We open with Batman rescuing Penguin from Black Spider and trying desperately to rush him back to the cave. It’s an opening that really drives home the moral ambiguity that the title has always trafficked in, since Penguin is standing over the dead body of his son Aiden. In typical Tom King fashion, the reader jumps back and forth between the twin action sequences of the initial rescue and the subsequent race home. The two sequences add up to maybe the most effectively pulse-pounding montage of the whole title so far. Having sustained an inordinate amount of damage in the rescue combat, however, Batman cannot control the Batmobile (again drawn fabulously by Rafael De LaTorre) and crashes into the water, leaving him and the Penguin to drown ignominiously and finally catching the reader back up to speed with the flash-forward cliff hanger of that very first issue from months ago.

We then get an almost-Deus-ex-machine (more on that later) second order rescue from The Help, who fishes our heroes out of the water with all the calm and indifference of a man cleaning his pool.

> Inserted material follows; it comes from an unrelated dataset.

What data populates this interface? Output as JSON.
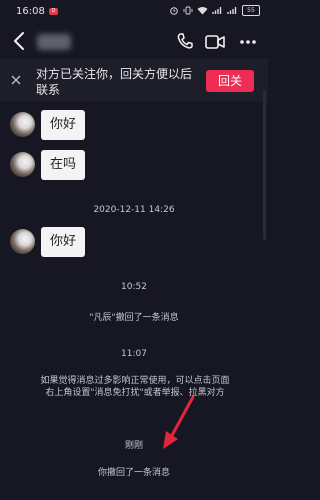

This is followed by a quick montage of loose ends being tied up, the most brutal of which reveals just how much Oswald is willling to “give up” for the sake of control, and how coldly he is able to do so.

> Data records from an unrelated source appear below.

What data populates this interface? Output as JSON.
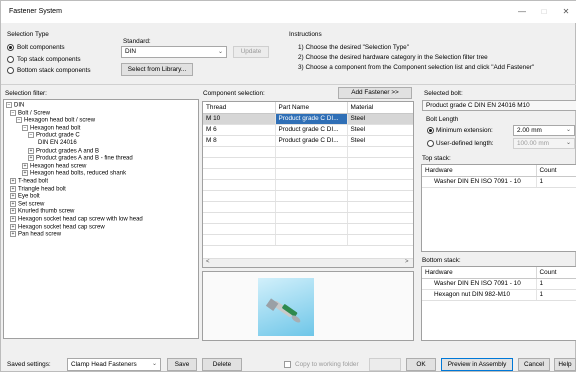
{
  "window": {
    "title": "Fastener System",
    "controls": [
      "—",
      "□",
      "✕"
    ]
  },
  "selection_type": {
    "heading": "Selection Type",
    "options": [
      {
        "label": "Bolt components",
        "selected": true
      },
      {
        "label": "Top stack components",
        "selected": false
      },
      {
        "label": "Bottom stack components",
        "selected": false
      }
    ]
  },
  "standard": {
    "label": "Standard:",
    "value": "DIN",
    "update_button": "Update",
    "library_button": "Select from Library..."
  },
  "instructions": {
    "heading": "Instructions",
    "lines": [
      "1) Choose the desired \"Selection Type\"",
      "2) Choose the desired hardware category in the Selection filter tree",
      "3) Choose a component from the Component selection list and click \"Add Fastener\""
    ]
  },
  "selection_filter": {
    "heading": "Selection filter:",
    "tree": [
      {
        "label": "DIN",
        "exp": "−"
      },
      {
        "label": "Bolt / Screw",
        "exp": "−"
      },
      {
        "label": "Hexagon head bolt / screw",
        "exp": "−"
      },
      {
        "label": "Hexagon head bolt",
        "exp": "−"
      },
      {
        "label": "Product grade C",
        "exp": "−"
      },
      {
        "label": "DIN EN 24016",
        "exp": ""
      },
      {
        "label": "Product grades A and B",
        "exp": "+"
      },
      {
        "label": "Product grades A and B - fine thread",
        "exp": "+"
      },
      {
        "label": "Hexagon head screw",
        "exp": "+"
      },
      {
        "label": "Hexagon head bolts, reduced shank",
        "exp": "+"
      },
      {
        "label": "T-head bolt",
        "exp": "+"
      },
      {
        "label": "Triangle head bolt",
        "exp": "+"
      },
      {
        "label": "Eye bolt",
        "exp": "+"
      },
      {
        "label": "Set screw",
        "exp": "+"
      },
      {
        "label": "Knurled thumb screw",
        "exp": "+"
      },
      {
        "label": "Hexagon socket head cap screw with low head",
        "exp": "+"
      },
      {
        "label": "Hexagon socket head cap screw",
        "exp": "+"
      },
      {
        "label": "Pan head screw",
        "exp": "+"
      }
    ]
  },
  "component_selection": {
    "heading": "Component selection:",
    "add_button": "Add Fastener >>",
    "columns": [
      "Thread",
      "Part Name",
      "Material"
    ],
    "rows": [
      [
        "M 10",
        "Product grade C DI...",
        "Steel"
      ],
      [
        "M 6",
        "Product grade C DI...",
        "Steel"
      ],
      [
        "M 8",
        "Product grade C DI...",
        "Steel"
      ]
    ],
    "scroll_left": "<",
    "scroll_right": ">"
  },
  "selected_bolt": {
    "heading": "Selected bolt:",
    "value": "Product grade C DIN EN 24016 M10",
    "bolt_length_heading": "Bolt Length",
    "minimum_extension_label": "Minimum extension:",
    "minimum_extension_value": "2.00 mm",
    "user_defined_label": "User-defined length:",
    "user_defined_value": "100.00 mm"
  },
  "top_stack": {
    "heading": "Top stack:",
    "columns": [
      "Hardware",
      "Count"
    ],
    "rows": [
      [
        "Washer DIN EN ISO 7091 - 10",
        "1"
      ]
    ]
  },
  "bottom_stack": {
    "heading": "Bottom stack:",
    "columns": [
      "Hardware",
      "Count"
    ],
    "rows": [
      [
        "Washer DIN EN ISO 7091 - 10",
        "1"
      ],
      [
        "Hexagon nut DIN 982-M10",
        "1"
      ]
    ]
  },
  "footer": {
    "saved_settings_label": "Saved settings:",
    "saved_settings_value": "Clamp Head Fasteners",
    "save_button": "Save",
    "delete_button": "Delete",
    "copy_label": "Copy to working folder",
    "ok_button": "OK",
    "preview_button": "Preview in Assembly",
    "cancel_button": "Cancel",
    "help_button": "Help"
  },
  "colors": {
    "selection_blue": "#2f6fb6",
    "accent": "#0078d7"
  }
}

Of all the illustrators working for DC these days, there are few who have taken to the Dark Deco revolution of the 90s more successfully than Rafael De LaTorre. He has total command of shadow, and his figures, whether they’re on the ground or high atop the roof, look as if they’re ready to be swallowed up by Gotham’s architecture, lending the drama an undercurrent of the tragic inevitability of crime in Gotham. And I simply just can’t get enough of his mean, lean, less-is-more Batmobile. Long may it last. 

The tying up of loose ends lands the reader softly back down onto the terra firms of a new, seemingly peaceful status quo in Gotham. The dust is settled, the Bat and the Penguin reach the moral impasse they know they’re destined to stay at, and Gotham’s most brutal crime lord is left to feed the birds.

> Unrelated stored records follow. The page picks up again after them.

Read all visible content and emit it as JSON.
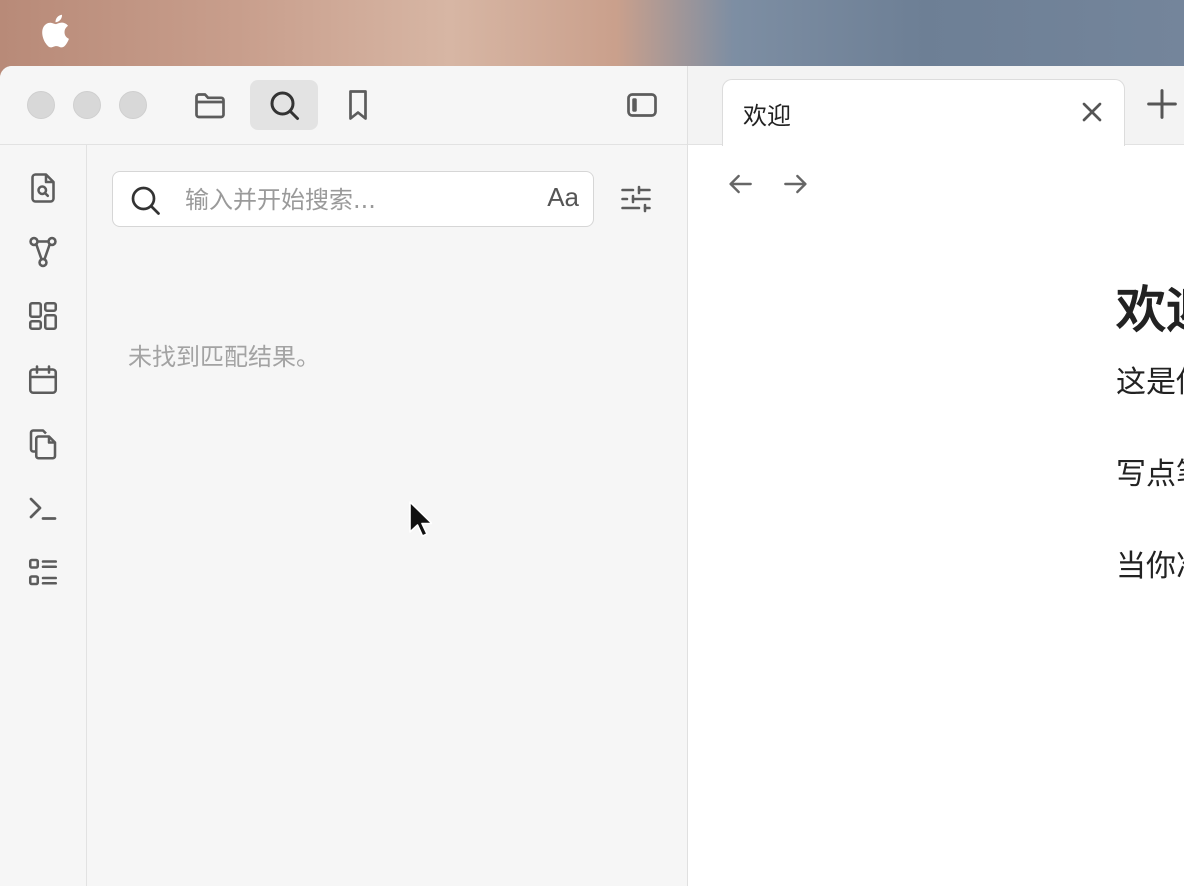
{
  "colors": {
    "accent_active_bg": "#e3e3e3",
    "icon": "#5c5c5c",
    "muted_text": "#a3a3a3"
  },
  "toolbar": {
    "buttons": [
      {
        "icon": "folder-icon"
      },
      {
        "icon": "search-icon",
        "active": true
      },
      {
        "icon": "bookmark-icon"
      },
      {
        "icon": "sidebar-toggle-icon"
      }
    ]
  },
  "ribbon": {
    "icons": [
      "file-search-icon",
      "graph-icon",
      "canvas-icon",
      "calendar-icon",
      "copy-icon",
      "terminal-icon",
      "list-icon"
    ]
  },
  "search": {
    "placeholder": "输入并开始搜索...",
    "value": "",
    "case_label": "Aa",
    "no_results": "未找到匹配结果。"
  },
  "tabs": [
    {
      "title": "欢迎"
    }
  ],
  "document": {
    "title": "欢迎",
    "paragraphs": [
      "这是你",
      "写点笔",
      "当你准"
    ]
  }
}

And this is what I mean by Tom King doing his New Jersey homework.

As any self-respecting son of the Garden State can tell you, the six seasons of “The Sopranos” are not timeless strokes of genius because of all of the cursing and the killing; those things are just what keep us sickos watching. What separates “The Sopranos” from other products is what happens after: the quiet, mundane, picayune suburban moments that the criminals are left with in the end. Sopranos seasons end quietly. The end with no worlds saved or conquered; they instead with quiet, almost pathetic returns to a familiar status quo, and the viewer is left to contemplate the fact that ennui can sting just as much as a broken kneecap. Here, King executes his own brand of ennui excellently: a fat, seemingly pathetic old man alone on a park bench with his birds. It’s the fact that the reader has been made to witness what that man is secretly capable of that makes this a thrillingly effective crime story. Tony Soprano, after all, could just be the heavyset guy sitting behind you at the diner eating onion rings. At least as far as you’re concerned.

This is not a narratively flawless conclusion. There is at least one loose end that get tied up that I’d be willing to bet a good half of even the loyal Penguin readers forgot about. It’s of course better to have it clunkily addressed than dropped entirely, but that basic accountability does unfortunately end up pointing to evidence that the story is not completely airtight. The rescuing of Batman and The Penguin by The Help similarly feels a little bit convenient, and is only salvaged from the realm of total Deus Ex Machina by the fact that Tom King seems committed to establishing his presence as a nearly omnipotent force when it comes to Gotham City’s underground. These are minor quibbles, however, and do little to disrupt the satisfaction of this conclusion.

In case I haven’t made myself clear, I would let Tom King have total control of all things going on in the Gotham City corner of DC’s output. I also know that I’m not going to get a lot of folks agreeing with me on that front. Until the day that I am able to do so, I feel confident in letting his Penguin title stand as a testament to his craft.

Recommend if…

  • You enjoyed Tom King’s Gotham City: Year One
  • You get a kick out of the “We’re not so different, you and I” trope
  • Your ideal Batmobile is all muscle, no gadgets

Overall: This is a satisfying conclusion to a mostly great Gotham crime epic. It’s the best issue that we’ve had from this title in months. If you’ve been hoping that sticking out the middling issues will all be worth it, consider yourself rewarded.